Grund und Boden sind niemals, die Produktionsmittel zeitweise Waren

Quelle: GA 331, S. 061-062, 1. Ausgabe 1989, 22.05.1919, Stuttgart

Worauf es nun ankommt, das ist, daß die Arbeitskraft aus dem Wirtschaftsprozeß heraus muß. Im Wirtschaftsprozeß darf nur Ware sein. Dadurch aber, daß der Wirtschaftsprozeß so verfälscht wird, kann in ihm auch noch anderes sein. Sehen Sie, die Sozialisten haben durch viele Jahrzehnte hindurch immer wieder den Ruf nach der Vergesellschaftung der Produktionsmittel ergehen lassen. Heute aber ist es erforderlich, daß man weiß, wie diese Vergesellschaftung der Produktionsmittel bewirkt werden muß. Es genügt nicht, daß man in abstrakter Form bloß den Ruf nach Vergesellschaftung ergehen läßt, sondern man muß wissen, wie diese vollzogen werden kann. Heute sind wir so weit, daß wir solche Dinge schon verwirklichen können, wenn wir nur wollen, wenn wir nur wirklich den Mut dazu haben.

Sehen Sie, bevor wir uns ganz genau unterrichten über die eigentümliche Stellung der Produktionsmittel im heutigen Wirtschaftsleben - im wesentlichen sind sie ja das Kapital -, ist es gut, wenn wir zuerst noch auf etwas anderes sehen.

Es können ja heute nicht bloß Waren gekauft werden, das heißt dasjenige, was im arbeitsteiligen sozialen Organismus durch menschliche Arbeitskraft erzeugt wird, sondern man kann heute noch etwas ganz anderes kaufen, was kein Mensch erzeugt, sondern was da ist von Natur aus, das ist der Grund und Boden. Aber dieses Kaufen von Grund und Boden beziehungsweise das Hypotheken-Nehmen auf Grund und Boden ist ja nur ein Verfälschungsprozeß der wirtschaftlichen Ordnung. Das ist ja etwas ganz anderes, als sich die Leute darunter eigentlich vorstellen. Man kann nämlich in Wirklichkeit den Grund und Boden nicht kaufen, denn Grund und Boden sind auch erst ein Wert, wenn darauf gearbeitet wird. Was man kauft, das heißt, was man durch den sogenannten Kauf erwirbt, das ist das ausschließliche Recht, den Grund und Boden zu benützen. Darauf kommt es nur an, auf dieses ausschließliche Recht, den Grund und Boden zu benützen.
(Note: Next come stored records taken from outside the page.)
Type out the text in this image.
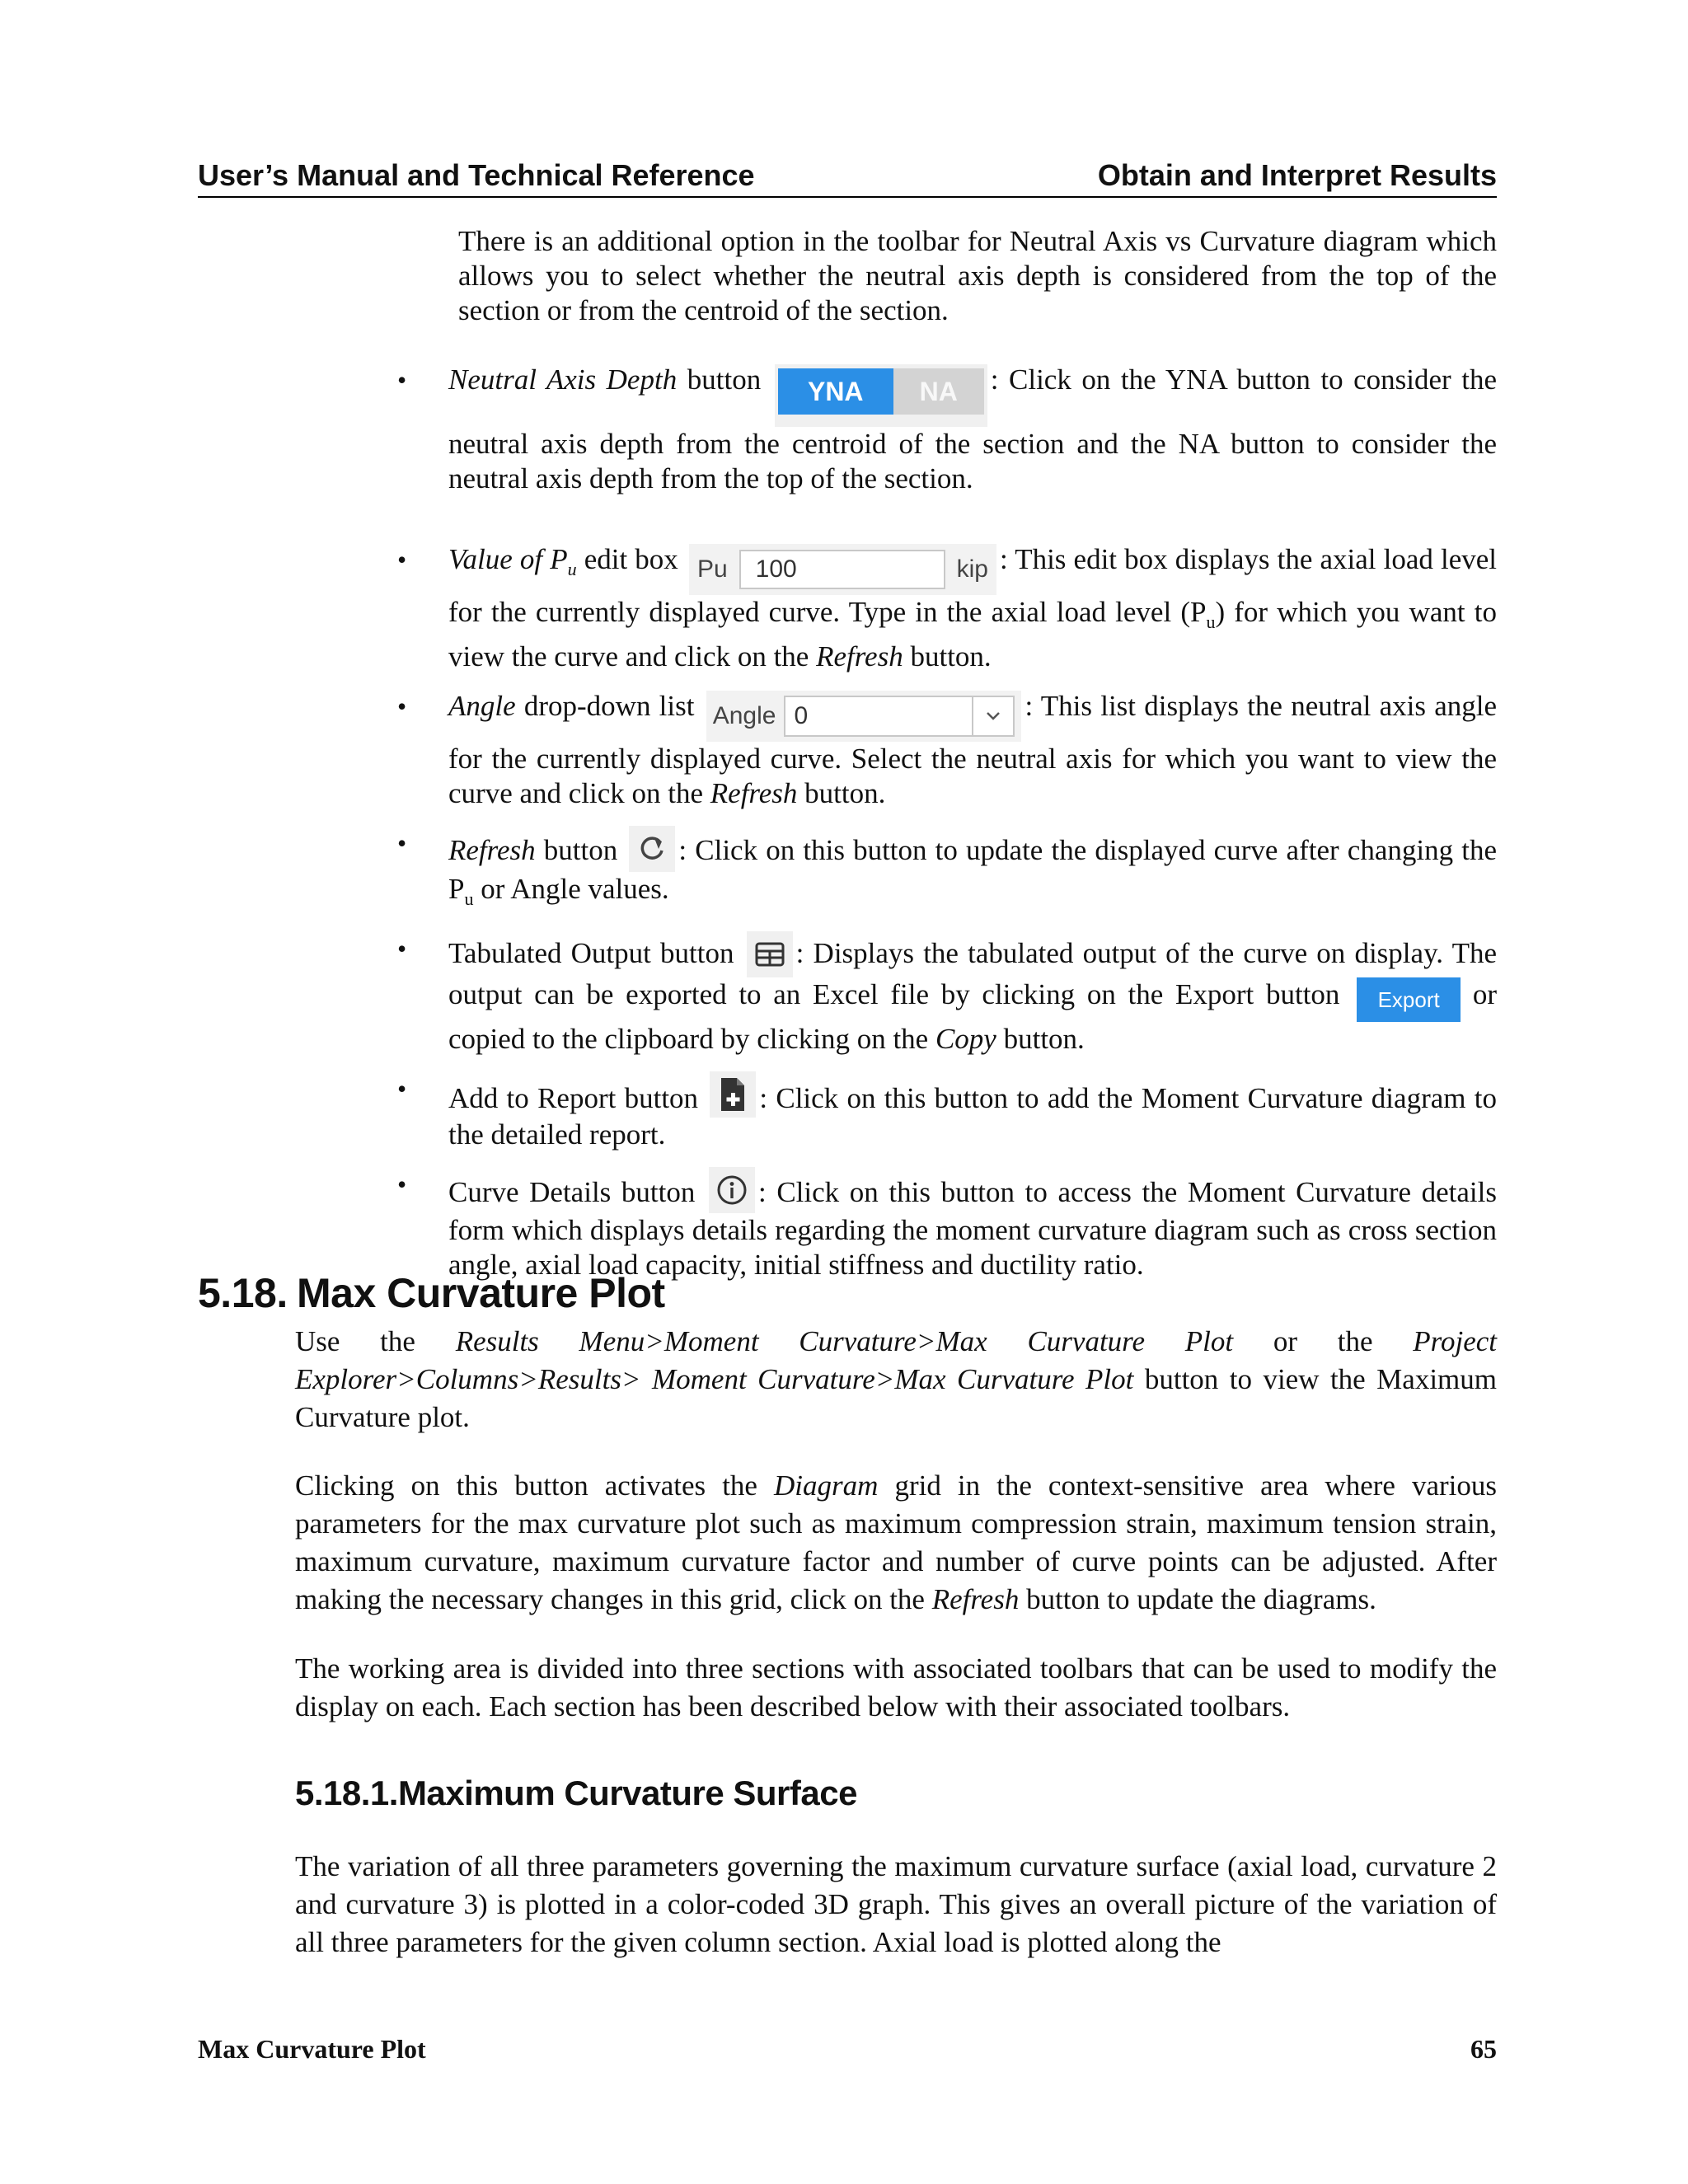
User’s Manual and Technical Reference	Obtain and Interpret Results

There is an additional option in the toolbar for Neutral Axis vs Curvature diagram which allows you to select whether the neutral axis depth is considered from the top of the section or from the centroid of the section.

• Neutral Axis Depth button	YNA	NA	: Click on the YNA button to consider the neutral axis depth from the centroid of the section and the NA button to consider the neutral axis depth from the top of the section.
• Value of $P_u$ edit box Pu	100	kip : This edit box displays the axial load level for the currently displayed curve. Type in the axial load level $(P_u)$ for which you want to view the curve and click on the Refresh button.
• Angle drop-down list Angle 0	: This list displays the neutral axis angle for the currently displayed curve. Select the neutral axis for which you want to view the curve and click on the Refresh button.
• Refresh button
: Click on this button to update the displayed curve after changing the $P_u$ or Angle values.
• Tabulated Output button
: Displays the tabulated output of the curve on display. The output can be exported to an Excel file by clicking on the Export button Export or copied to the clipboard by clicking on the Copy button.
• Add to Report button
: Click on this button to add the Moment Curvature diagram to the detailed report.
• Curve Details button
: Click on this button to access the Moment Curvature details form which displays details regarding the moment curvature diagram such as cross section angle, axial load capacity, initial stiffness and ductility ratio.
5.18. Max Curvature Plot

Use the Results Menu>Moment Curvature>Max Curvature Plot or the Project Explorer>Columns>Results> Moment Curvature>Max Curvature Plot button to view the Maximum Curvature plot.

Clicking on this button activates the Diagram grid in the context-sensitive area where various parameters for the max curvature plot such as maximum compression strain, maximum tension strain, maximum curvature, maximum curvature factor and number of curve points can be adjusted. After making the necessary changes in this grid, click on the Refresh button to update the diagrams.

The working area is divided into three sections with associated toolbars that can be used to modify the display on each. Each section has been described below with their associated toolbars.

5.18.1.Maximum Curvature Surface

The variation of all three parameters governing the maximum curvature surface (axial load, curvature 2 and curvature 3) is plotted in a color-coded 3D graph. This gives an overall picture of the variation of all three parameters for the given column section. Axial load is plotted along the

Max Curvature Plot	65
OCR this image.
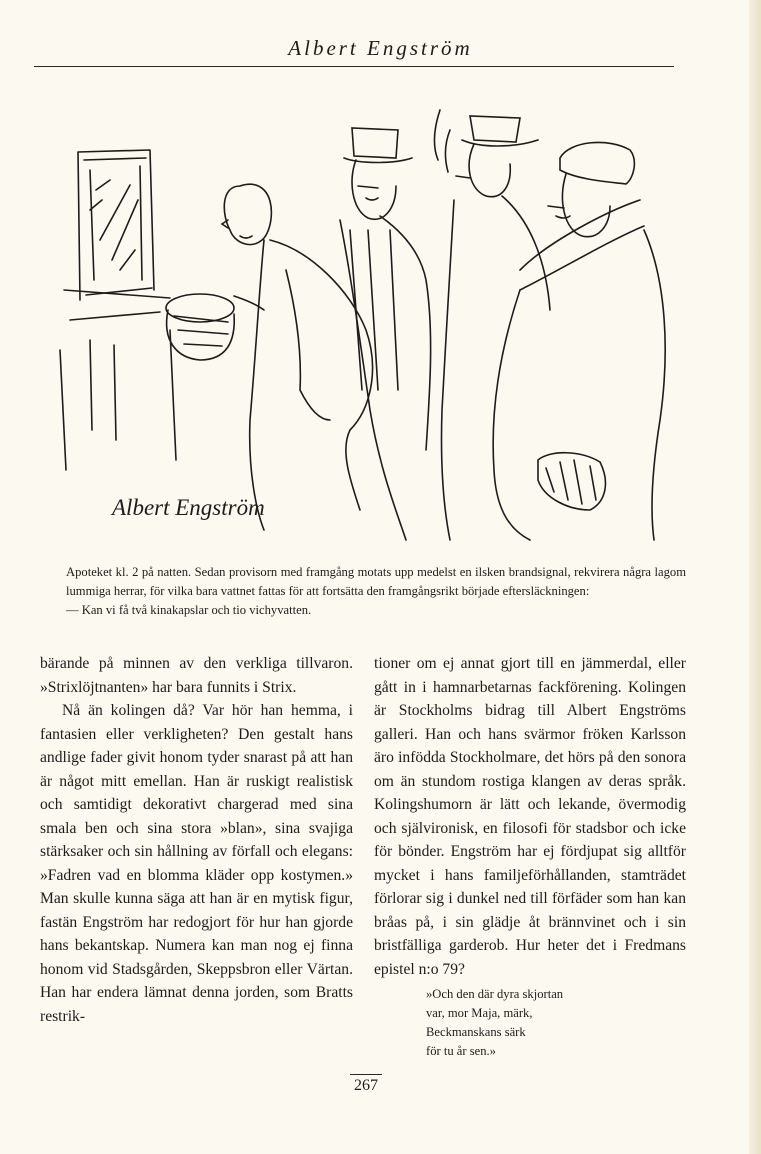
Albert Engström
Albert Engström

Apoteket kl. 2 på natten. Sedan provisorn med framgång motats upp medelst en ilsken brandsignal, rekvirera några lagom lummiga herrar, för vilka bara vattnet fattas för att fortsätta den framgångsrikt började eftersläckningen:

— Kan vi få två kinakapslar och tio vichyvatten.

bärande på minnen av den verkliga tillvaron. »Strixlöjtnanten» har bara funnits i Strix.

Nå än kolingen då? Var hör han hemma, i fantasien eller verkligheten? Den gestalt hans andlige fader givit honom tyder snarast på att han är något mitt emellan. Han är ruskigt realistisk och samtidigt dekorativt chargerad med sina smala ben och sina stora »blan», sina svajiga stärksaker och sin hållning av förfall och elegans: »Fadren vad en blomma kläder opp kostymen.» Man skulle kunna säga att han är en mytisk figur, fastän Engström har redogjort för hur han gjorde hans bekantskap. Numera kan man nog ej finna honom vid Stadsgården, Skeppsbron eller Värtan. Han har endera lämnat denna jorden, som Bratts restrik-

tioner om ej annat gjort till en jämmerdal, eller gått in i hamnarbetarnas fackförening. Kolingen är Stockholms bidrag till Albert Engströms galleri. Han och hans svärmor fröken Karlsson äro infödda Stockholmare, det hörs på den sonora om än stundom rostiga klangen av deras språk. Kolingshumorn är lätt och lekande, övermodig och självironisk, en filosofi för stadsbor och icke för bönder. Engström har ej fördjupat sig alltför mycket i hans familjeförhållanden, stamträdet förlorar sig i dunkel ned till förfäder som han kan bråas på, i sin glädje åt brännvinet och i sin bristfälliga garderob. Hur heter det i Fredmans epistel n:o 79?

»Och den där dyra skjortan
var, mor Maja, märk,
Beckmanskans särk
för tu år sen.»
267
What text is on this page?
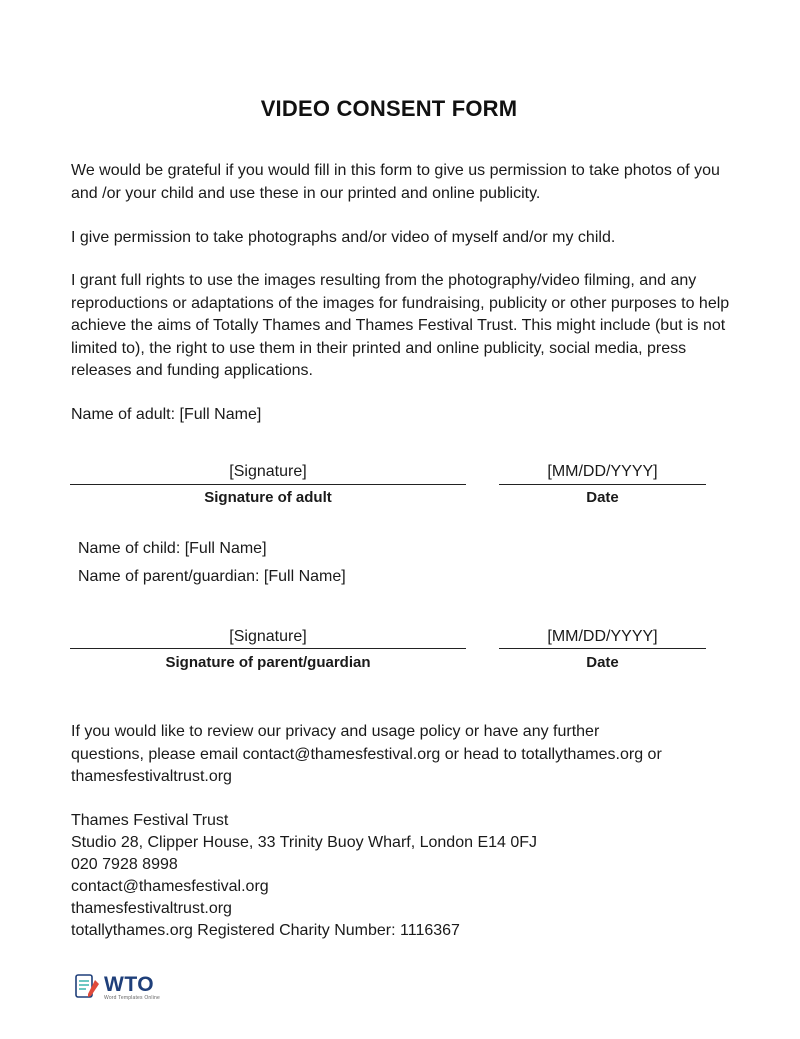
VIDEO CONSENT FORM

We would be grateful if you would fill in this form to give us permission to take photos of you and /or your child and use these in our printed and online publicity.

I give permission to take photographs and/or video of myself and/or my child.

I grant full rights to use the images resulting from the photography/video filming, and any reproductions or adaptations of the images for fundraising, publicity or other purposes to help achieve the aims of Totally Thames and Thames Festival Trust. This might include (but is not limited to), the right to use them in their printed and online publicity, social media, press releases and funding applications.

Name of adult: [Full Name]

[Signature]
Signature of adult
[MM/DD/YYYY]
Date

Name of child: [Full Name]

Name of parent/guardian: [Full Name]

[Signature]
Signature of parent/guardian
[MM/DD/YYYY]
Date

If you would like to review our privacy and usage policy or have any further questions, please email contact@thamesfestival.org or head to totallythames.org or thamesfestivaltrust.org

Thames Festival Trust

Studio 28, Clipper House, 33 Trinity Buoy Wharf, London E14 0FJ

020 7928 8998

contact@thamesfestival.org

thamesfestivaltrust.org

totallythames.org Registered Charity Number: 1116367

WTO
Word Templates Online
Sie kaufen also nicht eine Ware, indem Sie Grund und Boden kaufen, sondern ein Recht. Und das sind die Krebsschäden der heutigen sozialen Ordnung, daß man innerhalb des Wirtschaftsprozesses nicht bloß Waren kaufen kann, sondern auch Arbeit und Rechte kaufen kann. Indem man Arbeit kaufen kann, erwirbt man die Möglichkeit, diese Arbeit in den Wirtschaftsprozeß hineinzuziehen, das heißt zu vergewaltigen.

Und indem man das Nutzungsrecht an Grund und Boden kaufen kann, erwirbt man Macht.

Man muß sich klar darüber sein, daß man aus dieser Kalamität überhaupt nicht herauskommt, wenn man der Sache nicht radikal zu Leibe rückt. Ganz genau denselben Wert, den im Wirtschaftsprozeß der Grund und Boden hat, oder besser gesagt dieselbe Bedeutung, haben aber fertiggestellte Produktionsmittel, nicht Produktionsmittel, die erst gemacht werden, sondern die fertiggestellten Produktionsmittel, die dann dazu dienen, daß mit ihnen weiter produziert wird. Diese fertiggestellten Produktionsmittel, die kann man in Wirklichkeit eigentlich auch nicht kaufen. Kauft man sie aber, dann erwirbt man in Wahrheit das Recht, sie ausschließlich zu benutzen. Also, man kauft wiederum ein Recht.

Und nun sehen Sie am allerbesten an diesen Produktionsmitteln, daß, wenn sie fertig sind, sie einfach nicht verkäuflich sein dürfen, daß aufhören müssen die Produktionsmittel auf dem Wirtschaftsmarkt einen Wert zu haben. Wenn sie fertiggestellt sind, dann sind sie gerade so wie Grund und Boden. Jetzt stellt sich die Frage, die ja eine wirklich soziale Forderung beinhaltet: Wie schaffen wir es, daß die Produktionsmittel nicht mehr länger einen Wirtschaftswert haben, wenn sie fertig sind? Wir schaffen es nur dadurch - ich habe es vorhin ja schon gesagt -, daß man alles das, was nicht in den Wirtschaftsprozeß hineingehört, in selbständige Glieder des sozialen Organismus übergehen läßt.